We farm and sell indigenous breeds of British cattle and we pride ourselves on our knowledge and expertise, specialising in suckled native beef breeds.
We also work with many other small farmers who make our ‘partner farm network’ and who manage land from the margins of Bodmin moor and Dartmoor to the North Cornish coast and throughout the verdant grasslands of the Tamar Valley that lie in between.
It is here that you will find us, in the historic old market town of Launceston, the ancient capital of Cornwall, where we act as a true route to market for our farming community.
As well as having our own progressive and vibrant retail business, we are also fortunate enough to have built strong relationships with a great network of chefs throughout the country, many with Michelin stars to their name.
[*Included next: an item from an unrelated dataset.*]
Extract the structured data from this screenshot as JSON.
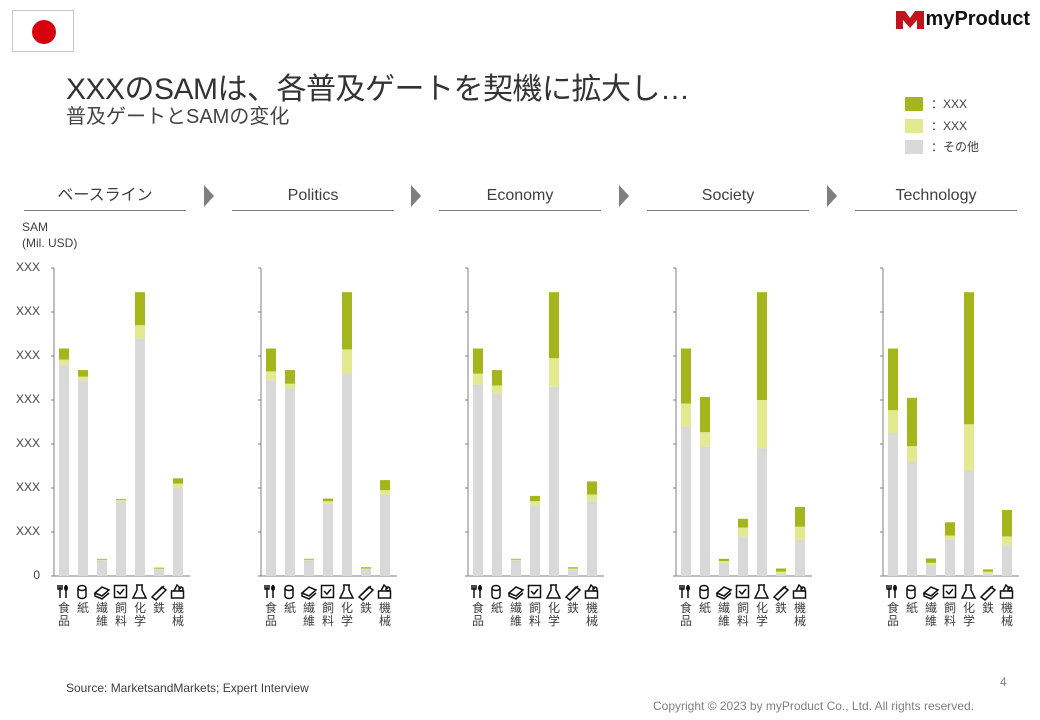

The one common theme between all of our customers, from Mrs Griffin at Wheatley Farm, North Petherwin to Brett Graham from the World renowned two Michelin star restaurant ‘The Ledbury’ in Notting Hill, London, is the desire for a unique product, at a down to earth price and with a commitment to deliver consistency.
To this day, we ‘dry age’ and mature our meat in the traditional way on the bone, before cutting for todays modern consumer. This is not new to us, it is simply the way it has always been done./
Working with breeds such as Red Devons, South Devons, Galloways, Welsh Blacks, true Aberdeen Angus, Red Herefords plus any other breed we can find on these small hillside farms, these cows are grass fed for 12 months of the year, suckling their new born to eventually provide some of the best meat that you will ever eat.
We have spent a long time to find farms that suit the outdoor rearing of pigs, farmers who may only keep one or two breeding sows from breeds such as Saddleback, Tamworth and Berkshire.
Our lamb are selected and aged specifically to deliver the very best flavour and texture possible, making the most of the choice by many farmers to lamb later in the year, which means great lamb throughout the cold winter months.